Я чуть не свалился со стула. Какая честь сидеть рядом с этим мужественным человеком, принадлежать к одной с ним корпорации! Это был счастливый День в моей жизни.
И вот этот самый Лабори смалодушничал?!
Роллан пишет по этому поводу: «Поразительно, что этот могучий и смелый человек, который не побоялся взять на себя защиту Дрейфуса в трибунале в г. Ренн, боится скомпрометировать себя, ассоциируясь со мной, хотя разделяет мои взгляды. Это проливает свет на его моральное мужество. Чего Лабори боится? Не выстрела же из револьвера?! В Ренне он на такой риск пошел. Он боится общественного мнения».
Далее следует замечательный по своей тонкости анализ этого страха. «Конечно, дрейфусары, — пишет Роллан,— имели против себя значительную часть Франции; но они и сами были сильной партией, боевой, полной решимости, среди них было много интеллигентов и была сплоченность. А сейчас речь идет о том, чтобы быть одному почти против всех.
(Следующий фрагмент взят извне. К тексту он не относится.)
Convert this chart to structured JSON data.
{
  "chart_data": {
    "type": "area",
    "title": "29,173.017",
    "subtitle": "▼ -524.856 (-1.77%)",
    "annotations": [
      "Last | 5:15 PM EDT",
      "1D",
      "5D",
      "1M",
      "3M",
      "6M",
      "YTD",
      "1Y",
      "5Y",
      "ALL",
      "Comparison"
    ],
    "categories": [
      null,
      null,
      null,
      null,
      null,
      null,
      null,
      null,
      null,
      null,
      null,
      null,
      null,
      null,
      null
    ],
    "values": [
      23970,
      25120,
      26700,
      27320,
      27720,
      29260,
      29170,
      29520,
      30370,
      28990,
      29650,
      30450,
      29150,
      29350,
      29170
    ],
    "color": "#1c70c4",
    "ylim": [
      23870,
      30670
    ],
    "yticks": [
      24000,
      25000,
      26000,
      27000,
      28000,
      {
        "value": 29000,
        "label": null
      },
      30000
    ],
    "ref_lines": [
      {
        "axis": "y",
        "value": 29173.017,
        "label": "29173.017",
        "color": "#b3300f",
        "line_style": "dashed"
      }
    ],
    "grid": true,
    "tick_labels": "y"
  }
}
А на это почти никого не хватает».
Роллана на это хватило.
Его жизнь превратилась в подвиг.
Но, видимо, не легко было одинокому, тяжело больному человеку нести на плечах бремя героизма. В минуту грусти он записал: «Пусть те, кто придут после нас, постараются представить себе, сколько мучительных усилий нужно было нам, чтобы противостоять этому неумолимому однообразию горя, лжи, безумия и злобы. Ни один свет не зажегся, и так много света погасло. Ни одной счастливой неожиданности, ни одного звука чистого голоса, ни одной сильной руки, которая взяла бы часть бремени».
Роллан не знал, что он так мучительно одинок только у себя на родине, что в России война вызвала подъем революционного движения и что даже в легальной русской печати создалось течение во главе с Горьким, осуждавшее войну с позиций революционного интернационализма.
Роллан этого не знал. Рядом с собой он не видел никого, говоря точней (точность здесь крайне важна), никого из себе равных, — ни одного знаменитого писателя, или великого ученого, или влиятельного политического деятеля.
Возникали — все там же, в Швейцарии, — разные организации, объявлявшие войну войне и шовинизму. Они приглашали Роллана, а он отказывался, — давал статьи для газет, оказывал моральную поддержку, но в организации не вступал. Его страшила дисциплина, необходимость подчиняться решению большинства, даже если бы это решение не противоречило его взглядам.